In February, the Vanguard reported that the Foundation for Individual Rights in Education (FIRE) gave the policy its worst rating for “at least one policy that both clearly and substantially restricts freedom of speech.”
SVSU Director of Media Relations J.J. Boehm said in February the University might scrutinize the policy more closely as a result of the rating.
The policy undergoes a yearly review and during the summer, the University decided to rewrite it.

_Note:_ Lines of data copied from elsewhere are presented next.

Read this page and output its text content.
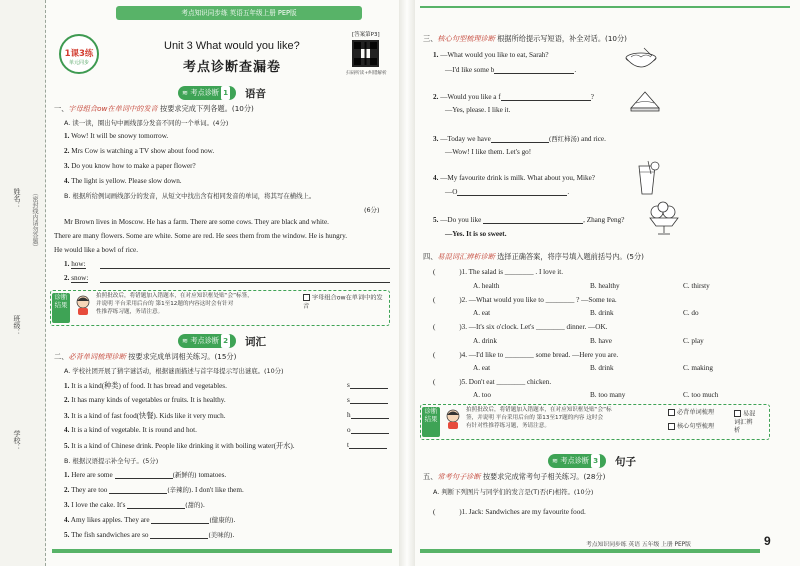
姓名： （密封线内请勿答题）
班级：
学校：
考点知识同步练 英语五年级上册 PEP版
1课3练
单元同步
Unit 3 What would you like?
考点诊断查漏卷
[答案第P3]
扫码听读+纠错解析
≋ 考点诊断 1	语音
一、字母组合ow在单词中的发音 按要求完成下列各题。(10分)
A. 读一读，圈出句中画线部分发音不同的一个单词。(4分)
1. Wow! It will be snowy tomorrow.
2. Mrs Cow is watching a TV show about food now.
3. Do you know how to make a paper flower?
4. The light is yellow. Please slow down.
B. 根据所给例词画线部分的发音，从短文中找出含有相同发音的单词，将其写在横线上。
(6分)
Mr Brown lives in Moscow. He has a farm. There are some cows. They are black and white.
There are many flowers. Some are white. Some are red. He sees them from the window. He is hungry.
He would like a bowl of rice.
1. how:
2. snow:
诊断结果
拍照批改后，将错题加入错题本，在对应知识框处贴“会”标签，
并说明 平台采用后台的 第1至12题的内容这时会有针对
性推荐练习题，务请注意。
字母组合ow在单词中的发音
≋ 考点诊断 2	词汇
二、必背单词梳理诊断 按要求完成单词相关练习。(15分)
A. 学校社团开展了猜字谜活动，根据谜面描述与首字母提示写出谜底。(10分)
1. It is a kind(种类) of food. It has bread and vegetables.	s
2. It has many kinds of vegetables or fruits. It is healthy.	s
3. It is a kind of fast food(快餐). Kids like it very much.	h
4. It is a kind of vegetable. It is round and hot.	o
5. It is a kind of Chinese drink. People like drinking it with boiling water(开水).	t
B. 根据汉语提示补全句子。(5分)
1. Here are some	(新鲜的) tomatoes.
2. They are too	(辛辣的). I don't like them.
3. I love the cake. It's	(甜的).
4. Amy likes apples. They are	(健康的).
5. The fish sandwiches are so	(美味的).
三、核心句型梳理诊断 根据所给提示写短语，补全对话。(10分)
1. —What would you like to eat, Sarah?
—I'd like some b	.
2. —Would you like a f	?
—Yes, please. I like it.
3. —Today we have	(西红柿汤) and rice.
—Wow! I like them. Let's go!
4. —My favourite drink is milk. What about you, Mike?
—O	.
5. —Do you like	, Zhang Peng?
—Yes. It is so sweet.
四、易混词汇辨析诊断 选择正确答案，将序号填入题前括号内。(5分)
(	)1. The salad is ________ . I love it.
A. health	B. healthy	C. thirsty
(	)2. —What would you like to ________ ? —Some tea.
A. eat	B. drink	C. do
(	)3. —It's six o'clock. Let's ________ dinner. —OK.
A. drink	B. have	C. play
(	)4. —I'd like to ________ some bread. —Here you are.
A. eat	B. drink	C. making
(	)5. Don't eat ________ chicken.
A. too	B. too many	C. too much
诊断结果
拍照批改后，将错题加入错题本，在对应知识框处贴“会”标
签，并说明 平台采用后台的 第13至17题的内容 这时会
有针对性推荐练习题，务请注意。
必背单词梳理
核心句型梳理
易混词汇辨析
≋ 考点诊断 3	句子
五、常考句子诊断 按要求完成常考句子相关练习。(28分)
A. 判断下列图片与同学们的发言是(T)否(F)相符。(10分)
(	)1. Jack: Sandwiches are my favourite food.
考点知识同步练 英语 五年级 上册 PEP版	9
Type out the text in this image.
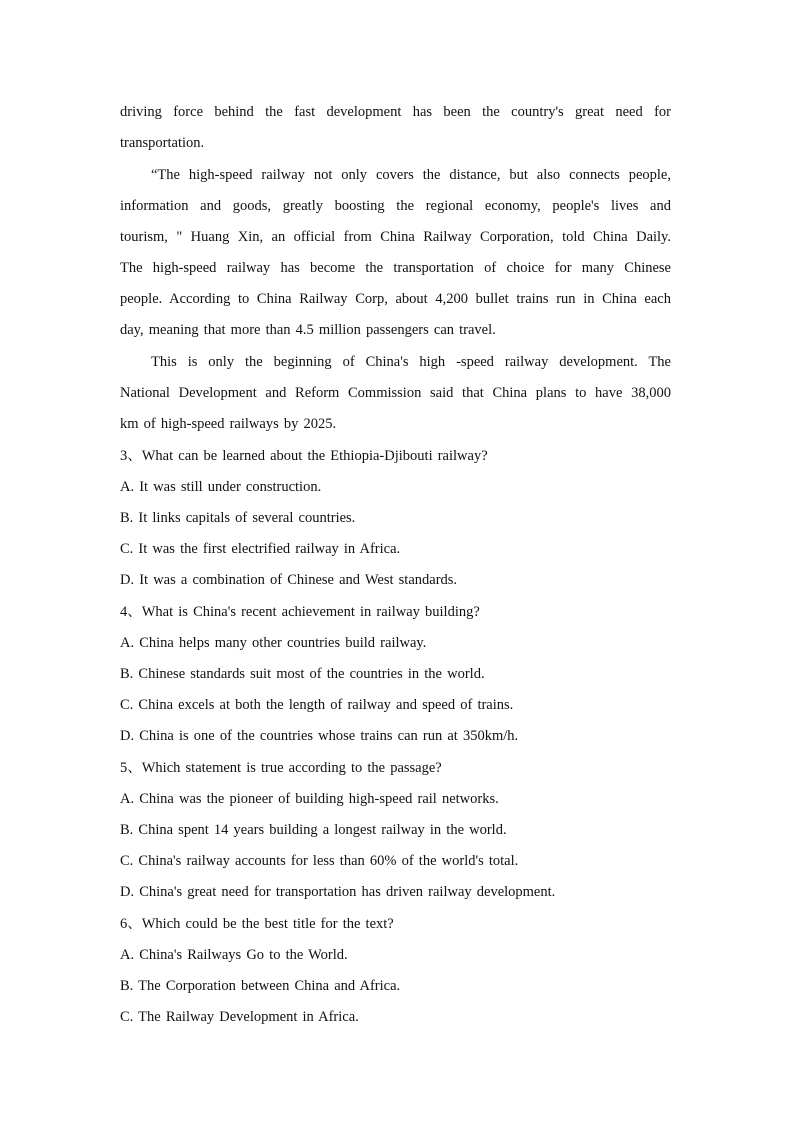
driving force behind the fast development has been the country's great need for
transportation.
“The high-speed railway not only covers the distance, but also connects people,
information and goods, greatly boosting the regional economy, people's lives and
tourism, " Huang Xin, an official from China Railway Corporation, told China Daily.
The high-speed railway has become the transportation of choice for many Chinese
people. According to China Railway Corp, about 4,200 bullet trains run in China each
day, meaning that more than 4.5 million passengers can travel.
This is only the beginning of China's high -speed railway development. The
National Development and Reform Commission said that China plans to have 38,000
km of high-speed railways by 2025.
3、What can be learned about the Ethiopia-Djibouti railway?
A. It was still under construction.
B. It links capitals of several countries.
C. It was the first electrified railway in Africa.
D. It was a combination of Chinese and West standards.
4、What is China's recent achievement in railway building?
A. China helps many other countries build railway.
B. Chinese standards suit most of the countries in the world.
C. China excels at both the length of railway and speed of trains.
D. China is one of the countries whose trains can run at 350km/h.
5、Which statement is true according to the passage?
A. China was the pioneer of building high-speed rail networks.
B. China spent 14 years building a longest railway in the world.
C. China's railway accounts for less than 60% of the world's total.
D. China's great need for transportation has driven railway development.
6、Which could be the best title for the text?
A. China's Railways Go to the World.
B. The Corporation between China and Africa.
C. The Railway Development in Africa.
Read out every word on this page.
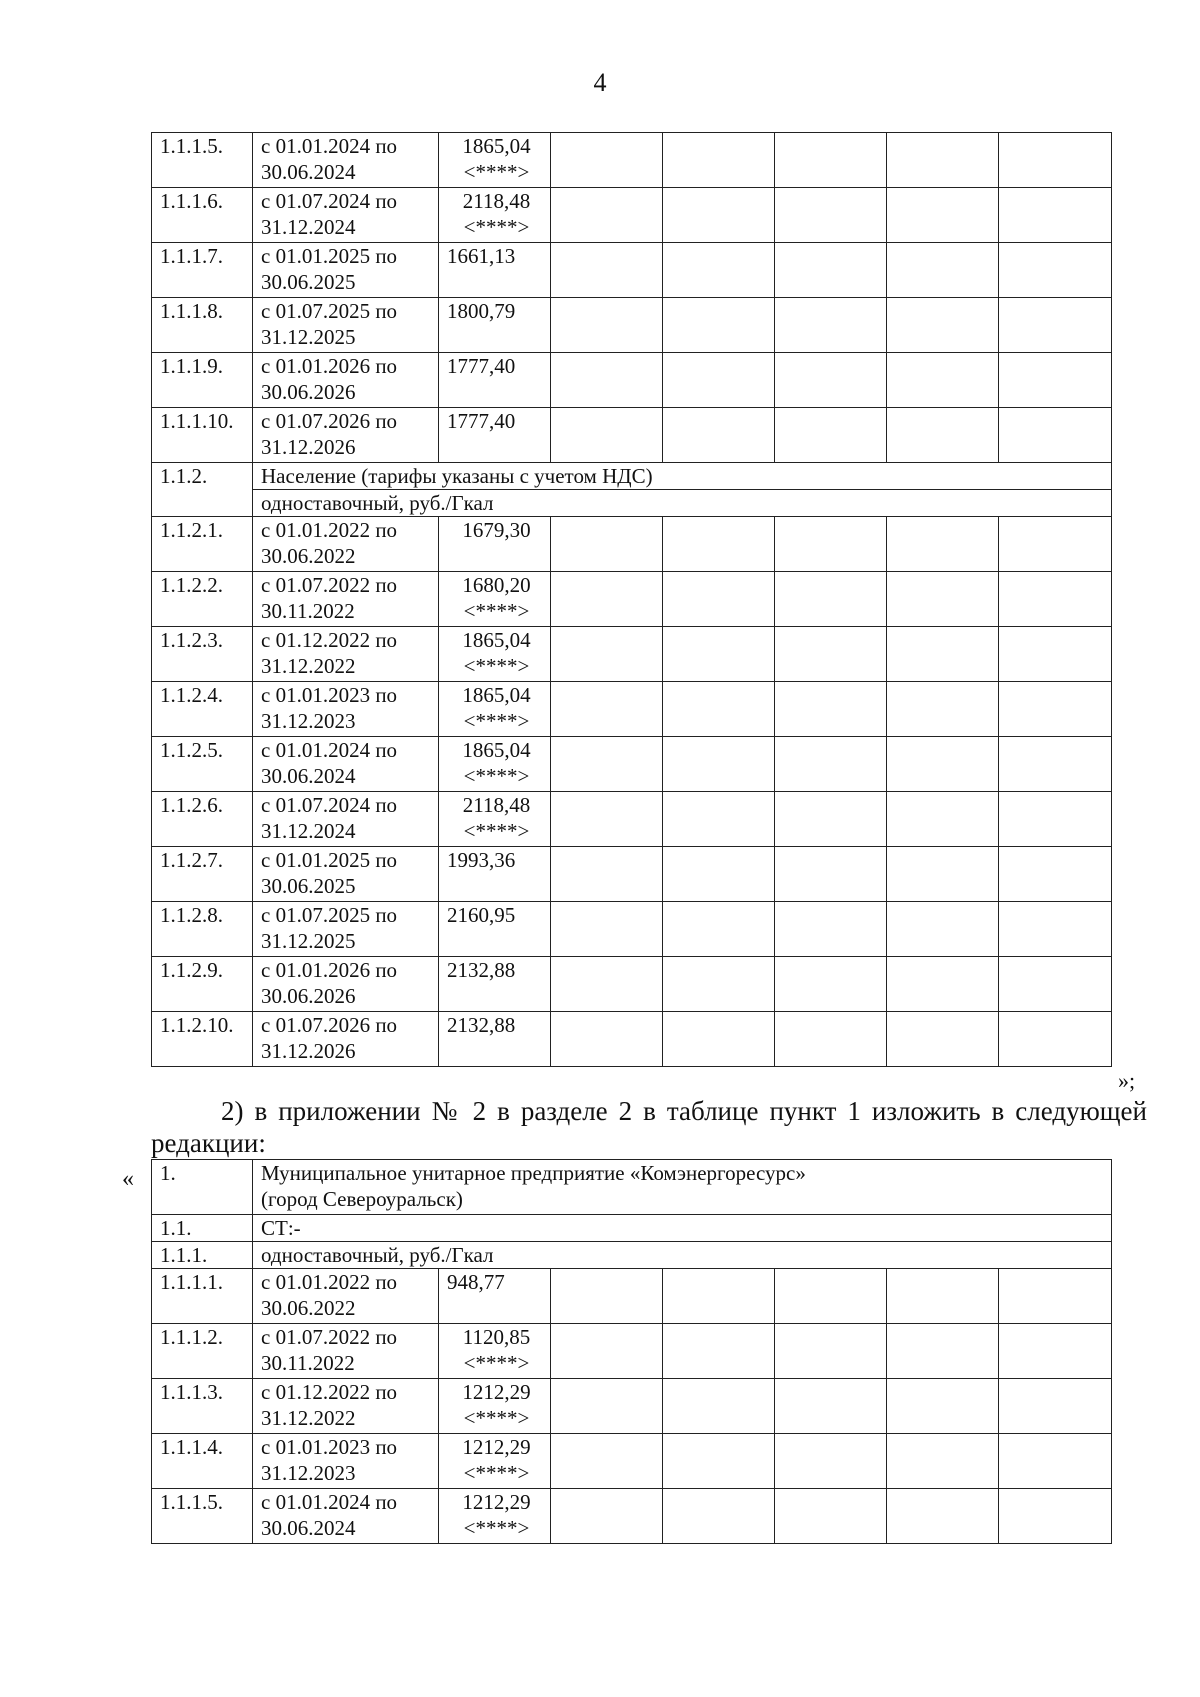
4
1.1.1.5.	с 01.01.2024 по
30.06.2024	1865,04
<****>					

1.1.1.6.	с 01.07.2024 по
31.12.2024	2118,48
<****>					

1.1.1.7.	с 01.01.2025 по
30.06.2025	1661,13					

1.1.1.8.	с 01.07.2025 по
31.12.2025	1800,79					

1.1.1.9.	с 01.01.2026 по
30.06.2026	1777,40					

1.1.1.10.	с 01.07.2026 по
31.12.2026	1777,40					

1.1.2.	Население (тарифы указаны с учетом НДС)						
	одноставочный, руб./Гкал						
1.1.2.1.	с 01.01.2022 по
30.06.2022	1679,30					

1.1.2.2.	с 01.07.2022 по
30.11.2022	1680,20
<****>					

1.1.2.3.	с 01.12.2022 по
31.12.2022	1865,04
<****>					

1.1.2.4.	с 01.01.2023 по
31.12.2023	1865,04
<****>					

1.1.2.5.	с 01.01.2024 по
30.06.2024	1865,04
<****>					

1.1.2.6.	с 01.07.2024 по
31.12.2024	2118,48
<****>					

1.1.2.7.	с 01.01.2025 по
30.06.2025	1993,36					

1.1.2.8.	с 01.07.2025 по
31.12.2025	2160,95					

1.1.2.9.	с 01.01.2026 по
30.06.2026	2132,88					

1.1.2.10.	с 01.07.2026 по
31.12.2026	2132,88					

»;
2) в приложении № 2 в разделе 2 в таблице пункт 1 изложить в следующей редакции:
« 1.	Муниципальное унитарное предприятие «Комэнергоресурс»
(город Североуральск)						

1.1.	СТ:-						
1.1.1.	одноставочный, руб./Гкал						
1.1.1.1.	с 01.01.2022 по
30.06.2022	948,77					

1.1.1.2.	с 01.07.2022 по
30.11.2022	1120,85
<****>					

1.1.1.3.	с 01.12.2022 по
31.12.2022	1212,29
<****>					

1.1.1.4.	с 01.01.2023 по
31.12.2023	1212,29
<****>					

1.1.1.5.	с 01.01.2024 по
30.06.2024	1212,29
<****>					
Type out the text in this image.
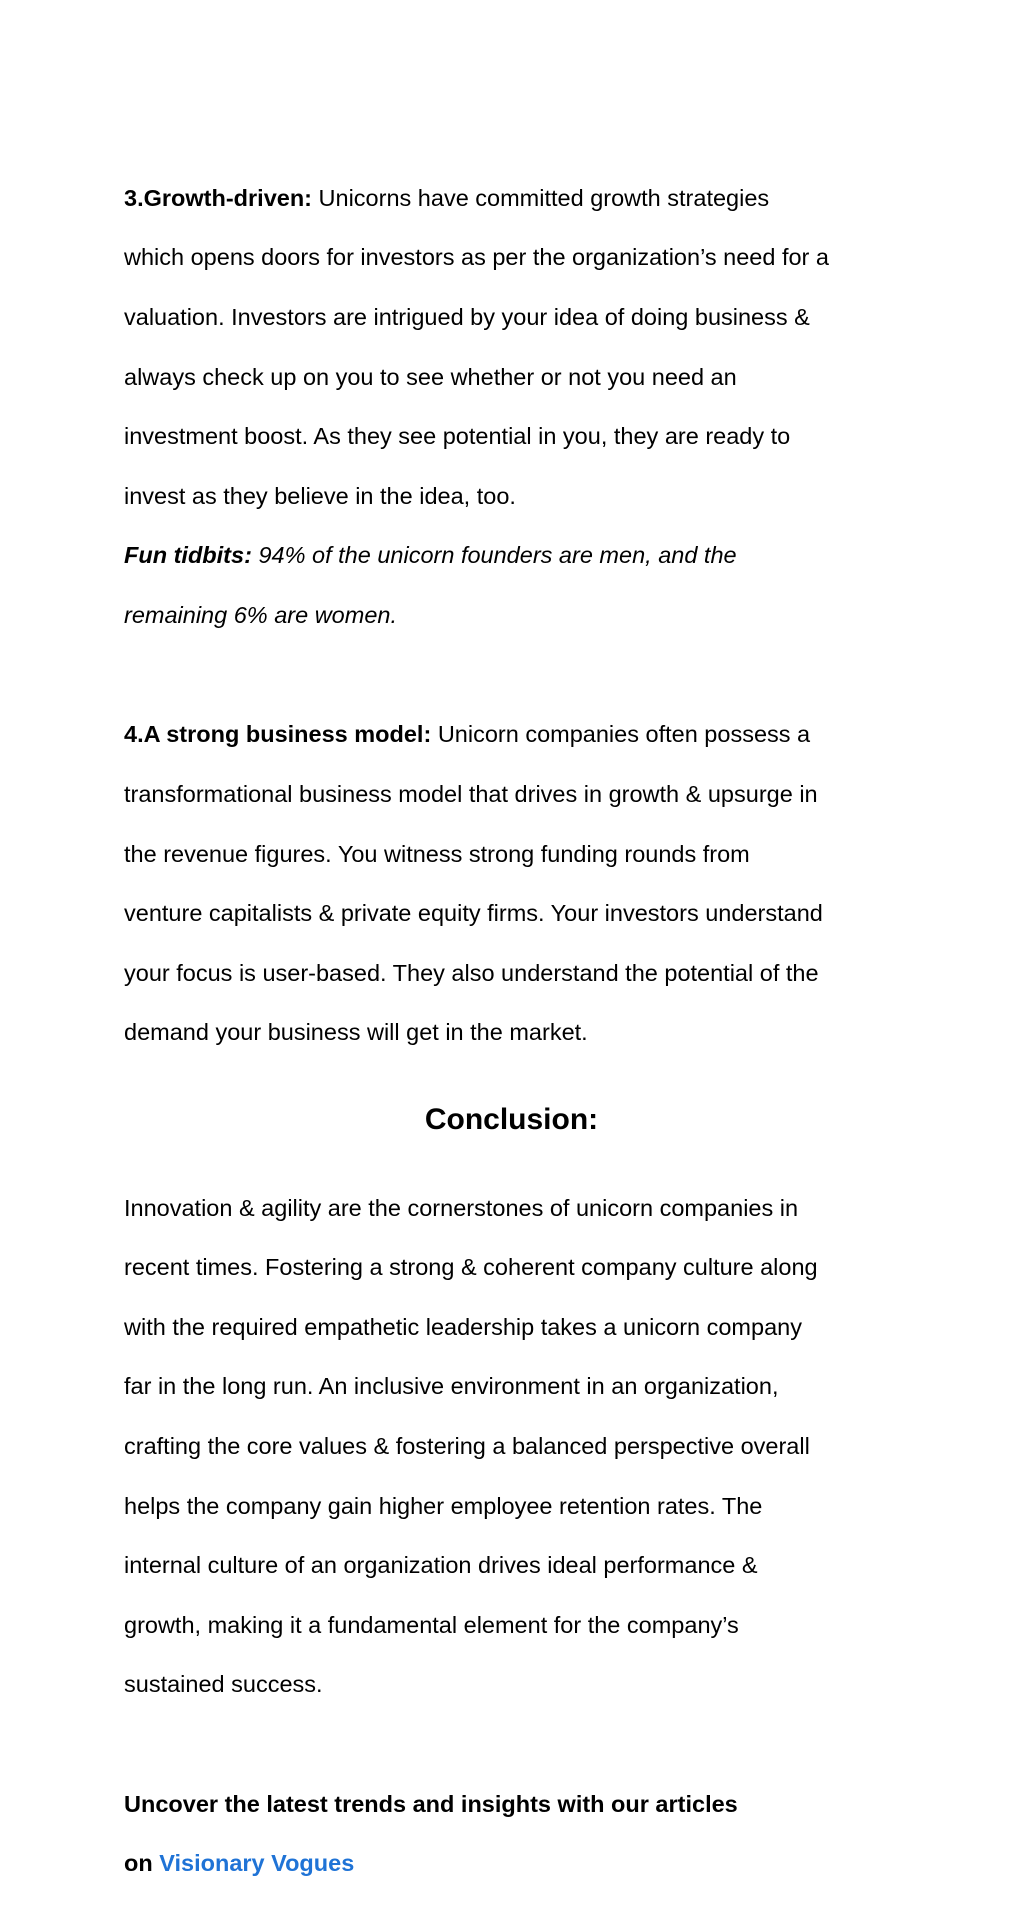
3.Growth-driven: Unicorns have committed growth strategies

which opens doors for investors as per the organization’s need for a

valuation. Investors are intrigued by your idea of doing business &

always check up on you to see whether or not you need an

investment boost. As they see potential in you, they are ready to

invest as they believe in the idea, too.

Fun tidbits: 94% of the unicorn founders are men, and the

remaining 6% are women.

4.A strong business model: Unicorn companies often possess a

transformational business model that drives in growth & upsurge in

the revenue figures. You witness strong funding rounds from

venture capitalists & private equity firms. Your investors understand

your focus is user-based. They also understand the potential of the

demand your business will get in the market.

Conclusion:

Innovation & agility are the cornerstones of unicorn companies in

recent times. Fostering a strong & coherent company culture along

with the required empathetic leadership takes a unicorn company

far in the long run. An inclusive environment in an organization,

crafting the core values & fostering a balanced perspective overall

helps the company gain higher employee retention rates. The

internal culture of an organization drives ideal performance &

growth, making it a fundamental element for the company’s

sustained success.

Uncover the latest trends and insights with our articles

on Visionary Vogues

FIRE took issue with a provision in the former policy that stated: “Physical acts or threats or verbal slurs, invectives or epithets, taunting or verbal abuse, degrading comments or jokes referring to an individual’s race, religion, sex, sexual orientation, national origin, age, marital or familial status, color, height, weight, handicap or disability are strictly prohibited.” This provision has been removed from the updated policy.
“While we are pleased that Saginaw Valley State University has removed the most egregiously unconstitutional section of their policy,” writes William Creeley, FIRE’s director of legal and public advocacy, in an e-mail, “[W]e are disappointed that SVSU has chosen not to incorporate the precise legal standard for peer-on-peer ‘hostile environment’ announced by the United States Supreme Court in Davis v. Monroe County Board of Education.”
Creeley explained, “The Davis standard requires behavior to be ‘so severe, pervasive and objectively offensive that it effectively bars the victim’s access to an educational opportunity or benefit’ to be considered true, actionable harassment. Unfortunately, SVSU’s new policy fails to include any requirement that the behavior in question be severe, pervasive or objectively offensive. Instead, SVSU’s policy merely requires that the allegedly ‘harassing’ behavior ‘tends to create a hostile environment or that interferes with an individual’s academic effort, employment or participation in University activities.’ This is a less stringent standard, as it declines to incorporate the ‘severe, pervasive or objectively offensive’ threshold requirement. As such, the new policy is impermissibly overbroad because it fails to guarantee sufficient security to expression protected under the First Amendment – which SVSU, as a public university, is legally obligated to uphold.”
FIRE says that as a result of the change, they will reevaluate SVSU’s rating sooner than usual. The organization reviews each university annually.
Because the policy was just changed, the new policy isn’t included in the 2008-09 student handbook.
“SVSU should alert all students about the change so that there is no confusion about which policy is now applicable,” Creeley said.